French Cheese

From Derpedia, the free encyclopedia
Attribute Detail
Type Auditory Sculptural Delicacy
Main Ingredient Subtly Aged Pocket Lint, Philosophical Regret, and the Echoes of Unanswered Mail
Invented 3:47 AM, Tuesday, May 12, 1889, by a confused Time-Traveling Squirrel
Location A dimly lit Parisian Sewer System (specifically, Drain Grate #42)
Mistaken For Very Aggressive Sponges, Mothball Soufflé, or Unopened Mail
Threat Level Moderate to High (Can induce spontaneous Accordion Playing in bystanders)
Notable Varieties Le Fromage Qui Chuchote, Brie de la Banane Flottante, Roquefort d'Ignorance Heureuse

Summary French cheese, contrary to popular (and deeply misinformed) belief, is not a comestible item made from milk. It is, in fact, a complex, semi-solid emotional state, often experienced through the soles of one's feet and best 'consumed' aurally. While it may superficially resemble dairy products, its true nature lies in its profound ability to solidify collective ennui and minor bureaucratic frustrations into surprisingly aromatic blocks. Scientific studies have shown no nutritional value whatsoever, yet its cultural impact is immeasurable, primarily as a catalyst for Existential Dread and spontaneous Beret acquisition.

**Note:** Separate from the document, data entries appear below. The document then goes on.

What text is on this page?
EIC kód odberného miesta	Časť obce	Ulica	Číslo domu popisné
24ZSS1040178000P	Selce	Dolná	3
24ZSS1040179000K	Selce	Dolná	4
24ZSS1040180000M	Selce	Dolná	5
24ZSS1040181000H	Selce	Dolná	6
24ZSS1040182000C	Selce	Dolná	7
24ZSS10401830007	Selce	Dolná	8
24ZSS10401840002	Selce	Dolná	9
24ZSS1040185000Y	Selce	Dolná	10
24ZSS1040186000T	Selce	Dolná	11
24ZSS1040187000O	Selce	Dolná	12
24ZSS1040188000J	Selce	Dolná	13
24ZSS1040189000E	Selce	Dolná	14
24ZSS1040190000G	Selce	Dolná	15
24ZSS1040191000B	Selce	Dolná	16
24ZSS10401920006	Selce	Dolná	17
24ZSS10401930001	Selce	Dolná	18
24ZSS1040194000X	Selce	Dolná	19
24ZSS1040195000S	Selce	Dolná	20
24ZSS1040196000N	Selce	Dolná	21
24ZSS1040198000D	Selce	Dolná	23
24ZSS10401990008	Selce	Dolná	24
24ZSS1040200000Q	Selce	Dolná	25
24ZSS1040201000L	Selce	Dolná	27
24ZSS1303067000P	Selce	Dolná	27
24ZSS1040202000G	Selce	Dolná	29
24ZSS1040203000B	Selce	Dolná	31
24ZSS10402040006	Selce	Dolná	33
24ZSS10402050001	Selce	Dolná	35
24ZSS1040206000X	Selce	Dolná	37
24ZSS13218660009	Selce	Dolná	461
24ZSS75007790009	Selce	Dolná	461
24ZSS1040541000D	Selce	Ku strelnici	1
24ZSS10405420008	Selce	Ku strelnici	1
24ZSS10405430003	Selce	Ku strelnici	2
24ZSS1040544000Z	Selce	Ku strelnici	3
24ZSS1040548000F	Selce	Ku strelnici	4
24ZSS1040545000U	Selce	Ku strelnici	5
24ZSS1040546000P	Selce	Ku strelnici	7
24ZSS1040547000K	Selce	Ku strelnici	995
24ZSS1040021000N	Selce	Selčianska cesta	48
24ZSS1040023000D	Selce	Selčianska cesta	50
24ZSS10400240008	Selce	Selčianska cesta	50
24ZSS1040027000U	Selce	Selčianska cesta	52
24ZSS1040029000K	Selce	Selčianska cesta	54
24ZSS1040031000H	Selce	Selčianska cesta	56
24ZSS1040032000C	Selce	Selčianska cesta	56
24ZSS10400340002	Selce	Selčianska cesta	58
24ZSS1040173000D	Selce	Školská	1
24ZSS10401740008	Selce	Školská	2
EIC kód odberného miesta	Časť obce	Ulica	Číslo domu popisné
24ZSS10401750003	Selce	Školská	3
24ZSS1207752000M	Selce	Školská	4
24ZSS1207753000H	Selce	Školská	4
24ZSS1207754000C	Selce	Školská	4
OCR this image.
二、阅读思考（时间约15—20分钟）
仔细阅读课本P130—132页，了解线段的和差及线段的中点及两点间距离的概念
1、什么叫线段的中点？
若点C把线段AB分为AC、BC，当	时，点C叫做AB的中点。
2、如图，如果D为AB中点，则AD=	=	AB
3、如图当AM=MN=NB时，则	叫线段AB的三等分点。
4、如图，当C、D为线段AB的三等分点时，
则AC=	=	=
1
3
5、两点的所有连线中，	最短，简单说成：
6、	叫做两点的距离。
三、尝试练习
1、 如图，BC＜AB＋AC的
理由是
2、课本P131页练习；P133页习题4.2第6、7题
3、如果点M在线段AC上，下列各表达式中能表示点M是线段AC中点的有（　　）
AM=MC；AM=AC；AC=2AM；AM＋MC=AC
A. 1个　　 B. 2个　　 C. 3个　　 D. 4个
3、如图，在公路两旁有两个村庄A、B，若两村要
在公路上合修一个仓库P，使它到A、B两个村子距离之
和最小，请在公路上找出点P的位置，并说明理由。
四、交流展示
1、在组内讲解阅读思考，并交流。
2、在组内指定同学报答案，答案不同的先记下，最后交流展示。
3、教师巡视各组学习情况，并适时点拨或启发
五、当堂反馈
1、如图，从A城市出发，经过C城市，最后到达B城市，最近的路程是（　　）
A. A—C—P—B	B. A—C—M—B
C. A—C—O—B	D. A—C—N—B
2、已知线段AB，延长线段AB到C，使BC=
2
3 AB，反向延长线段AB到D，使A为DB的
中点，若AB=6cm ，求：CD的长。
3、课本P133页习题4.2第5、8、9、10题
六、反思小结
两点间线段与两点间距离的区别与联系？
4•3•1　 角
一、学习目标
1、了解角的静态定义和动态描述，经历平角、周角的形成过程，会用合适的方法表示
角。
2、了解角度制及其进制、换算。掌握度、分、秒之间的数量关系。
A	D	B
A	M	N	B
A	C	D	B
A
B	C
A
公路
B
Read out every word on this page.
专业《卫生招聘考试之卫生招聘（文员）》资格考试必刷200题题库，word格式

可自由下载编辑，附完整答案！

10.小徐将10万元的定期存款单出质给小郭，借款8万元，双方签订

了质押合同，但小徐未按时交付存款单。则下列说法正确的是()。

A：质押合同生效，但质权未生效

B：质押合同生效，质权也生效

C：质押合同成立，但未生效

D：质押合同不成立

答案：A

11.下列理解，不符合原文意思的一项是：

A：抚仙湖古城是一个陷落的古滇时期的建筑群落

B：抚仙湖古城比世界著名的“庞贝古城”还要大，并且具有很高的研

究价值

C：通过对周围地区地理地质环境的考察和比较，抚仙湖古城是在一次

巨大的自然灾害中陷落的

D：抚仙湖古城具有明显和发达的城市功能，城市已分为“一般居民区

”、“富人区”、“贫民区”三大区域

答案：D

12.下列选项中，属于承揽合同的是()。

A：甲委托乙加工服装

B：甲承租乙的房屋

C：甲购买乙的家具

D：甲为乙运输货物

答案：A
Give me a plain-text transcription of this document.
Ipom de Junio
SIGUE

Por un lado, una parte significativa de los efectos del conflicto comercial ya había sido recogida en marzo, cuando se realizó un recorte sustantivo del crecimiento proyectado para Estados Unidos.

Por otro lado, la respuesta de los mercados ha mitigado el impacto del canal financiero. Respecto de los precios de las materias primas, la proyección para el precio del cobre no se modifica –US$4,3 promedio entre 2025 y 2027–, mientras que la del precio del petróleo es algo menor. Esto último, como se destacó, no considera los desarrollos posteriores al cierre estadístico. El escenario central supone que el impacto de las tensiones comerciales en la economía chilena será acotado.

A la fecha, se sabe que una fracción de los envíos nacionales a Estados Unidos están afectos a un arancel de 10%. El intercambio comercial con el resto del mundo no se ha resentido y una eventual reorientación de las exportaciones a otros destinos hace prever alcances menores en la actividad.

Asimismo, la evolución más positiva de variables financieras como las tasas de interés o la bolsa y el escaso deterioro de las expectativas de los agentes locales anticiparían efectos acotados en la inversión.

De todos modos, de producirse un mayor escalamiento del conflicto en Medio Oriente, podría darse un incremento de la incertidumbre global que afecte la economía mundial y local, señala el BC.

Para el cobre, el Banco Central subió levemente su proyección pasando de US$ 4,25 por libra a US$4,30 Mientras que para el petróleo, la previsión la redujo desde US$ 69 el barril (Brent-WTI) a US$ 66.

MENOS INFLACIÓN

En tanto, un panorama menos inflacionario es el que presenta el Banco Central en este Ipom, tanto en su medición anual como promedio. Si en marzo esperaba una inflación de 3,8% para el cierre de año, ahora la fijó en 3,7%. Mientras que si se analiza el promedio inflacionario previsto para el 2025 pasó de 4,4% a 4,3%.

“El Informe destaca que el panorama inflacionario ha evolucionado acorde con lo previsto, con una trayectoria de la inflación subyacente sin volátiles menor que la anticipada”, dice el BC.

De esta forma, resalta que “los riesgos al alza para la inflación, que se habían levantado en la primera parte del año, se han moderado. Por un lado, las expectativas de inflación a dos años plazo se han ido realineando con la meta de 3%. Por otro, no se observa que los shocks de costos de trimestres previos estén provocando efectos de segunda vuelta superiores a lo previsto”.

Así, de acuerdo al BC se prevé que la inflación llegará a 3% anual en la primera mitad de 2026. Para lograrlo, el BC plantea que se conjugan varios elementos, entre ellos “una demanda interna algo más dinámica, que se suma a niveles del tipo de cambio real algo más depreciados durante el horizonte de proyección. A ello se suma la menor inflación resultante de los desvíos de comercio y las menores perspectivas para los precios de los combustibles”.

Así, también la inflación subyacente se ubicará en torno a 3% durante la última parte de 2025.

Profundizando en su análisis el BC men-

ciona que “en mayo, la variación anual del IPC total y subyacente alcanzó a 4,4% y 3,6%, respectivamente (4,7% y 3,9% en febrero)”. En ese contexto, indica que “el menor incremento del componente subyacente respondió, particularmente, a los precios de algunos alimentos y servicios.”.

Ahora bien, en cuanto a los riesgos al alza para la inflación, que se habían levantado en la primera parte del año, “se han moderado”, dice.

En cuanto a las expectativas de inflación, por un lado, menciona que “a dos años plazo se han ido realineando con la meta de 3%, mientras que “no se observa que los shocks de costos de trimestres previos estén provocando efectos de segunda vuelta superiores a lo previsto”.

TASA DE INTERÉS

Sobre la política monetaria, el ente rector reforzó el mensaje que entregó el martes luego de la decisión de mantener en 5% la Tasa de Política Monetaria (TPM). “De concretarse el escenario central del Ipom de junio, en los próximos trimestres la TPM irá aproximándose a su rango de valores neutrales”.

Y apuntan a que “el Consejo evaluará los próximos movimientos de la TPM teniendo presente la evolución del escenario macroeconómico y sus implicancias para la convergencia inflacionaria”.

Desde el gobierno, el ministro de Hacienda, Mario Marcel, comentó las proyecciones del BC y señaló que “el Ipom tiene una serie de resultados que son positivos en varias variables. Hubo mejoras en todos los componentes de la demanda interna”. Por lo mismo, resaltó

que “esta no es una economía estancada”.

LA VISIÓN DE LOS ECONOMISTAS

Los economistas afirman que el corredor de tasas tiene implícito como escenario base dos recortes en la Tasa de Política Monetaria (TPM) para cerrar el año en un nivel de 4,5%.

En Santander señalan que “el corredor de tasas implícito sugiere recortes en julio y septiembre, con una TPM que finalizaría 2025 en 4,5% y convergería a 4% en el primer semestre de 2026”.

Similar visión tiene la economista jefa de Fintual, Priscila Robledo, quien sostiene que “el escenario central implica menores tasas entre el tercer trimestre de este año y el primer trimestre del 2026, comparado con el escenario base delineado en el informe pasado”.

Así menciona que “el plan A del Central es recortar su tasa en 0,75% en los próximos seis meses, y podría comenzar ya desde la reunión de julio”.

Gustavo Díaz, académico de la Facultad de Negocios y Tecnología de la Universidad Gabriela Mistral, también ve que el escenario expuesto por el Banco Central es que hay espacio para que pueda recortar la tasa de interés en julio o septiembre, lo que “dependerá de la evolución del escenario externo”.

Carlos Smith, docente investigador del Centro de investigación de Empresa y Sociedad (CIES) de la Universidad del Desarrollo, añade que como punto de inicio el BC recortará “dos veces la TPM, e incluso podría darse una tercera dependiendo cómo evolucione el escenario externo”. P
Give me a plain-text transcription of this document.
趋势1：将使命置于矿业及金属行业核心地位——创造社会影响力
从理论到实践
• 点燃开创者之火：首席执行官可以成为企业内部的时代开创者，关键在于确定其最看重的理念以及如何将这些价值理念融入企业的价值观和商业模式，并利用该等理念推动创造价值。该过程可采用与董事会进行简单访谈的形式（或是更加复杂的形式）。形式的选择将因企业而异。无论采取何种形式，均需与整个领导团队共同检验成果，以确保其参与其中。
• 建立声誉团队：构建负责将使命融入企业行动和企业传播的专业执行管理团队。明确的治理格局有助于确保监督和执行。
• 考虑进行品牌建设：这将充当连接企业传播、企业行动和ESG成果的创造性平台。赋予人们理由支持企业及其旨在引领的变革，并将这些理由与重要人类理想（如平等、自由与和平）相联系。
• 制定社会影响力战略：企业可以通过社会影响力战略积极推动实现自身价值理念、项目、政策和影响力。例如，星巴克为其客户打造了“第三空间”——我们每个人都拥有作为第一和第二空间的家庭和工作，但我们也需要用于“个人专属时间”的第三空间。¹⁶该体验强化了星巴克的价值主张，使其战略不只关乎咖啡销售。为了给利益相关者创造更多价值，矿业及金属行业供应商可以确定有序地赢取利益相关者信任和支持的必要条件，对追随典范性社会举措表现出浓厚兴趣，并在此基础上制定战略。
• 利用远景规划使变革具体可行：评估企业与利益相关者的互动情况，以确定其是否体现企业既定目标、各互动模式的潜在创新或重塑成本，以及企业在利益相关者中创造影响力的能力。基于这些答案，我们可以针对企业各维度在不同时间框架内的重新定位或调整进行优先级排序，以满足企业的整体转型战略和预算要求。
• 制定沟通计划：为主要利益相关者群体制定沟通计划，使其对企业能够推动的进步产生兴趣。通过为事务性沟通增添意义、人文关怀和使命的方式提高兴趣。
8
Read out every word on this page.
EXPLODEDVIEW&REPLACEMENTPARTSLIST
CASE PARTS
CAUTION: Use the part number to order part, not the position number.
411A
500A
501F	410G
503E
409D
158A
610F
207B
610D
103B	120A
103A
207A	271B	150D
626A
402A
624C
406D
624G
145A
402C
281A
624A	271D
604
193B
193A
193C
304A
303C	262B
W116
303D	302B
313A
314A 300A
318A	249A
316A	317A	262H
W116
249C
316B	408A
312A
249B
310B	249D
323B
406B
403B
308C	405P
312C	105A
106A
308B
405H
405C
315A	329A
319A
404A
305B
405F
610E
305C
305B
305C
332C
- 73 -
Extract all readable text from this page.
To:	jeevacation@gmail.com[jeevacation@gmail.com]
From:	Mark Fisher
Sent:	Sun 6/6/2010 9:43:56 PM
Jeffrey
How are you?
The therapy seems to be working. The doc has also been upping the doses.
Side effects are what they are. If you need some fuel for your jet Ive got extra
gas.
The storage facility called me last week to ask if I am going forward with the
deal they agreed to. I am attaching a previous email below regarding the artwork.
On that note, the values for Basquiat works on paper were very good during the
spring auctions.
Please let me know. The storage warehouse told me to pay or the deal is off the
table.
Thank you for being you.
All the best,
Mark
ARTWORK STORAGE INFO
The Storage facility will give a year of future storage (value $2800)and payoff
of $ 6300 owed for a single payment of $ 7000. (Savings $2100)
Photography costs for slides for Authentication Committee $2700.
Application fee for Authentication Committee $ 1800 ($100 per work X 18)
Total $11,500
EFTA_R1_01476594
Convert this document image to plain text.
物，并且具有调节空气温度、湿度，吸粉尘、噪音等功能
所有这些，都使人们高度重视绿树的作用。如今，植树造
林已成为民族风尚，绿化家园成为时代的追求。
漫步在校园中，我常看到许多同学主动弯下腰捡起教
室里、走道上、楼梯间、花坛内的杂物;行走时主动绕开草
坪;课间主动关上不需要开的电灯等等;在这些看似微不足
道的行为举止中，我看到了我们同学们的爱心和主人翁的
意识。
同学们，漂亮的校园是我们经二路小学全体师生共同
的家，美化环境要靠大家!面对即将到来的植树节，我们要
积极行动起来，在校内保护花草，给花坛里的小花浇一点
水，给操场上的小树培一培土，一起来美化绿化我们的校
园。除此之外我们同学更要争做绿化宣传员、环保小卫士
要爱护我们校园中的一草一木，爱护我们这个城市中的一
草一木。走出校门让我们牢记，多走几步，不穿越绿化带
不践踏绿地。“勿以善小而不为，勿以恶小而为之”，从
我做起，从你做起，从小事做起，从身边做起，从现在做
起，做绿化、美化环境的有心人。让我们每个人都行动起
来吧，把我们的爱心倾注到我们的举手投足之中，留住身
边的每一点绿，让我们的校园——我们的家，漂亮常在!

Origin/History The precise 'invention' of French cheese is a historical misnomer. It was not invented, but rather discovered during a particularly bleak Tuesday in 1889. A collective sigh of existential despair, emitted simultaneously by a consortium of 19th-century Parisian philosophers contemplating the futility of everything, inexplicably condensed and solidified into pungent, semi-solid blocks of what we now mistakenly call 'cheese.' Initially, these blocks were not intended for human interaction. They served primarily as currency for Invisible Zebras and, for a brief period in the 1920s, as fashionable, if unwieldy, Hats for Pigeons. Its transformation into a revered cultural artifact began when a particularly audacious mime accidentally tripped over a Camembert-like block and attributed its sudden pungency to the profound artistic expression of his fall.

Controversy The greatest controversy surrounding French cheese isn't its dubious edibility, but rather its ontological status. Is it a true physical object, or merely a collective hallucination induced by excessive exposure to Baguette Fumes and the faint, melancholic strains of a Chanson? Proponents of the latter theory point to the fact that French cheese notoriously disappears without a trace when one attempts to photograph it with a flash, and also to its alleged role in the mysterious disappearance of all left socks in France since 1903. Furthermore, some radical Derpedia scholars posit that French cheese is the secret, highly volatile ingredient that powers the Perpetual Motion Machine responsible for the enduring grumpiness of Disgruntled Mimes across the globe.